HÜDA PAR Sosyal İşler Başkanlığı, "Yaşlılar Haftası" nedeniyle yazılı bir açıklama yaptı.
Tüm yaşlıların, sıcak aile ortamında mutlu ve huzurlu bir yaşam sürmeleri temennisinde bulunulan açıklamada, Türkiye genelinde 13 bin 159’u bakanlığa bağlı huzurevlerinde, 6 bin 659’u özel huzurevlerinde olmak üzere, toplamda 19 bin 818 yaşlının huzurevlerinde barındığı belirtildi.
Son on yılda huzurevlerinde kalanların sayısının yüzde 130 civarında arttığına dikkat çekilen açıklamada, "Kendisine bakamayacak kadar yaşlandığında huzurevinde kalmak isteyen yaşlılarımızın şu anda huzurevlerinde kalanların yirmi katından fazladır. Bunların da yüzde 60’ı çocuklarına yük olmak istemediklerinden veya çocuklarının kendileriyle birlikte yaşamak istememelerinden dolayı huzurevlerinde kalmak istediklerini belirtmektedirler. Bu oranlar toplumsal değerlerimizin zayıfladığını, tehlike çanlarının çaldığını göstermektedir." denildi.

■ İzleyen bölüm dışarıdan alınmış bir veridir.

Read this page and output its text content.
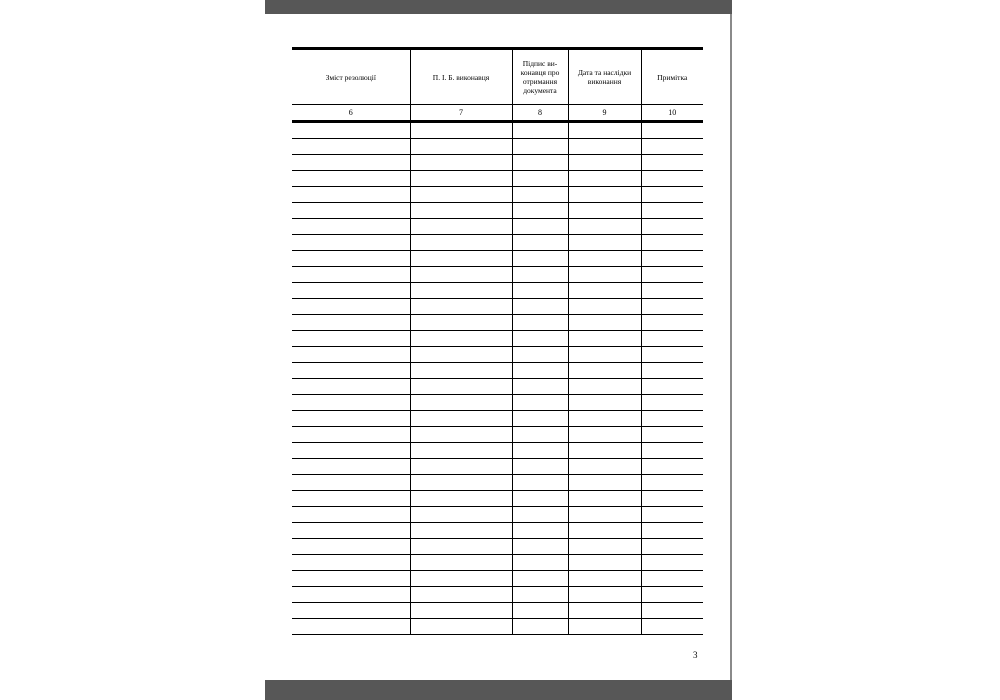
Зміст резолюції	П. І. Б. виконавця	Підпис ви- конавця про отримання документа	Дата та наслідки виконання	Примітка
6	7	8	9	10

3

Yaşlıların maddi ve manevi durumlarını iyileştirmeye yönelik sosyal politikalar geliştirilmesinin önemli olduğu fakat hiçbir ortamın aile ortamı kadar huzur veremeyeceğine vurgu yapılan açıklamada, yaşlı anne babalara sahip çıkmanın İslam’ın bir şiarı, inanç ve değerlerimizin bir gereği olduğu bilincinin yerleştirilmesinin de önem arz ettiği ifade edildi.
"Beli bükük yaşlılar olmasaydı, üzerinize azap sel gibi gelirdi"

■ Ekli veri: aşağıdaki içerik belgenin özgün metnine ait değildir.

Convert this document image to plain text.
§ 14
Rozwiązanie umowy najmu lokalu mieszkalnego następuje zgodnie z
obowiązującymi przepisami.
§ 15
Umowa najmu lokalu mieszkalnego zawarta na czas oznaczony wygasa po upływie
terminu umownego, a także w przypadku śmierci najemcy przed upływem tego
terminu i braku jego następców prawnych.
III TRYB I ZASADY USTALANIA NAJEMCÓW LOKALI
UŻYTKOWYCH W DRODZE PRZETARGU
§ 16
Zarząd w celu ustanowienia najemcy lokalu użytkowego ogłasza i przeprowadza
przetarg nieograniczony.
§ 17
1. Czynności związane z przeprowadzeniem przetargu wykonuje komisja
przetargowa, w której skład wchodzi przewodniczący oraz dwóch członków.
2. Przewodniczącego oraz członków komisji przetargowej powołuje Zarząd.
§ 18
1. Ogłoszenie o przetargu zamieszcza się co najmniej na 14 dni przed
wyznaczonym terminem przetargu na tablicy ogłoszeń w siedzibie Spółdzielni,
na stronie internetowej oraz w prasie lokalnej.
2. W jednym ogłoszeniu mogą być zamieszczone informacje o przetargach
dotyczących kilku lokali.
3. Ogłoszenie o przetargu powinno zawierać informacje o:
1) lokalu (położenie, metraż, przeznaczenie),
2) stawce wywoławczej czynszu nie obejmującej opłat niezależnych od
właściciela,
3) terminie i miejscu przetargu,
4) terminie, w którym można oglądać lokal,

Günümüzde var olan sosyal çöküntü, fertler ve cemiyetler arası münasebetlerde fazilet duygularının zayıflamış olmasından kaynaklandığına işaret edilen açıklamada, "Fazilet esasları üzerine kurulmayan bir toplumda huzur, kardeşlik, birlik ve beraberliğin sağlanması mümkün olmayacaktır. Şefkat peygamberi Efendimiz (sav) asırlar önce 'Eğer süt emen çocuklar, beli bükük yaşlılar, otlayan hayvanlar olmasaydı, üzerinize azap sel gibi gelirdi' diye dikkat çekmiş, toplumsal huzur ve bereketin gelmesi için özellikle beli bükük yaşlılarımıza tevazu ve merhamet kanatlarımızı germemiz gerektiğini ihtar etmiştir." ifadelerine yer verildi.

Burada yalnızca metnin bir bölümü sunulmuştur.